Reasons for Urban Poverty
- Unplanned Development: Lack of affordable housing leads migrants to establish slums, resulting in haphazard urbanisation.
- Regional Disparity: Tier 2 and Tier 3 cities are not developed enough to retain their populations, leading to immense pressure on mega-cities like Delhi, Mumbai, and Bengaluru.
- Social Security Gaps: Many migrants lack residency proof or local ration cards, making them “ghosts” in the system and excluding them from government schemes.
- Intergenerational Trap: Children growing up in slums with poor education and health facilities are likely to remain in the informal sector, perpetuating poverty across generations.
Government Schemes to Address Urban Poverty
- One Nation One Ration Card: Allows migrants to access rations anywhere in the country.
- Swachh Bharat Mission Urban 2.0: Beyond sanitation, it provides public toilets in slums, enhancing dignity and safety, especially for women.
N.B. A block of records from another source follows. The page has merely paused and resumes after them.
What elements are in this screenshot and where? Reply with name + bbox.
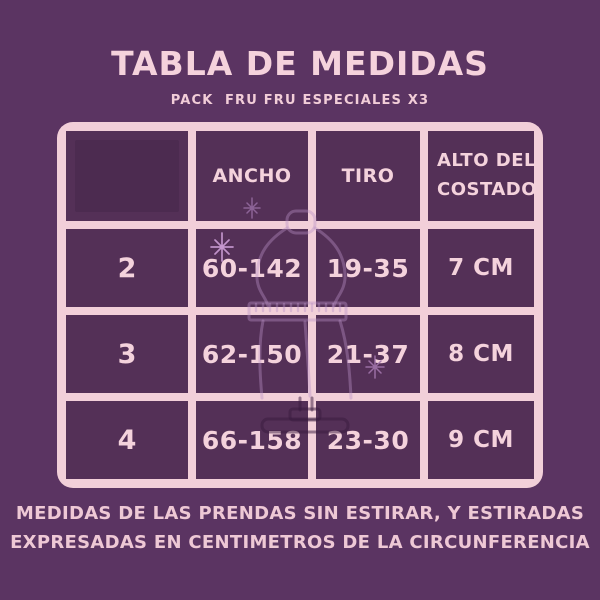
size-value: 2 xyxy=(117,252,137,284)
alto-cell: 7 CM xyxy=(428,229,534,307)
ancho-value: 66-158 xyxy=(201,425,303,455)
footer-note-line2: EXPRESADAS EN CENTIMETROS DE LA CIRCUNFE… xyxy=(10,531,590,553)
tiro-cell: 23-30 xyxy=(316,401,420,479)
page-subtitle: PACK FRU FRU ESPECIALES X3 xyxy=(170,93,430,108)
size-value: 4 xyxy=(117,424,137,456)
page-title: TABLA DE MEDIDAS xyxy=(111,44,489,83)
tiro-value: 23-30 xyxy=(326,425,410,455)
ancho-cell: 62-150 xyxy=(196,315,308,393)
footer-note: MEDIDAS DE LAS PRENDAS SIN ESTIRAR, Y ES… xyxy=(0,500,600,558)
header-blank-swatch xyxy=(75,140,179,212)
tiro-cell: 21-37 xyxy=(316,315,420,393)
size-cell: 4 xyxy=(66,401,188,479)
column-header-label: ANCHO xyxy=(212,165,292,187)
alto-value: 7 CM xyxy=(448,255,514,281)
tiro-value: 19-35 xyxy=(326,253,410,283)
header-cell-alto-del-costado: ALTO DEL COSTADO xyxy=(428,131,538,221)
measurements-table: ANCHO TIRO ALTO DEL COSTADO 2 60-142 19-… xyxy=(57,122,543,488)
size-value: 3 xyxy=(117,338,137,370)
ancho-value: 62-150 xyxy=(201,339,303,369)
header-cell-blank xyxy=(66,131,188,221)
header-cell-ancho: ANCHO xyxy=(196,131,308,221)
size-cell: 2 xyxy=(66,229,188,307)
ancho-cell: 60-142 xyxy=(196,229,308,307)
ancho-cell: 66-158 xyxy=(196,401,308,479)
column-header-label: TIRO xyxy=(341,165,395,187)
tiro-value: 21-37 xyxy=(326,339,410,369)
alto-value: 9 CM xyxy=(448,427,514,453)
header-cell-tiro: TIRO xyxy=(316,131,420,221)
size-cell: 3 xyxy=(66,315,188,393)
alto-cell: 8 CM xyxy=(428,315,534,393)
footer-note-line1: MEDIDAS DE LAS PRENDAS SIN ESTIRAR, Y ES… xyxy=(15,503,585,524)
alto-cell: 9 CM xyxy=(428,401,534,479)
tiro-cell: 19-35 xyxy=(316,229,420,307)
alto-value: 8 CM xyxy=(448,341,514,367)
ancho-value: 60-142 xyxy=(201,253,303,283)
column-header-label: ALTO DEL COSTADO xyxy=(437,150,538,200)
- Pradhan Mantri Awas Yojana Urban: Aims to provide affordable housing and curb the growth of slums.
- Deendayal Antyodaya Yojana-National Urban Livelihoods Mission (DAY-NULM): Focuses on skill development (Hunar Se Rozgar) and promoting self-employment through Self-Help Groups (SHGs).
- PM SVANidhi Scheme: Provides collateral-free loans to street vendors who typically struggle to access credit.
Way Forward
- Inclusive Urbanisation: Decentralising decision-making and involving people in urban planning, as exemplified by Kerala’s Kudumbashree scheme, which successfully implemented the National Urban Livelihood Mission through local women’s networks.
- Empower Tier 2 & Tier 3 Cities: Creating job opportunities and better infrastructure in smaller cities (e.g., Lucknow, Indore, Surat) to reduce migration pressure on mega-cities.
- Sustainable Urbanisation: Empowering Urban Local Bodies (ULBs) and fostering “Jan Andolan” (people’s movements) for cleanliness, similar to the Indore model, where sanitation became a matter of pride.
- Empowerment and Targeted Social Security: Focusing on skill development and promoting labour-intensive industries.
- It also involves addressing the exclusion of many from social security schemes due to lack of documents or digital literacy.
Conclusion
By 2050, cities are projected to contribute 75% to India’s GDP and 60% to greenhouse gas emissions. Achieving a $5 trillion economy demands inclusive growth, not just high-rise buildings. A smart city ensures dignity and opportunities for all, where no one sleeps on the pavement.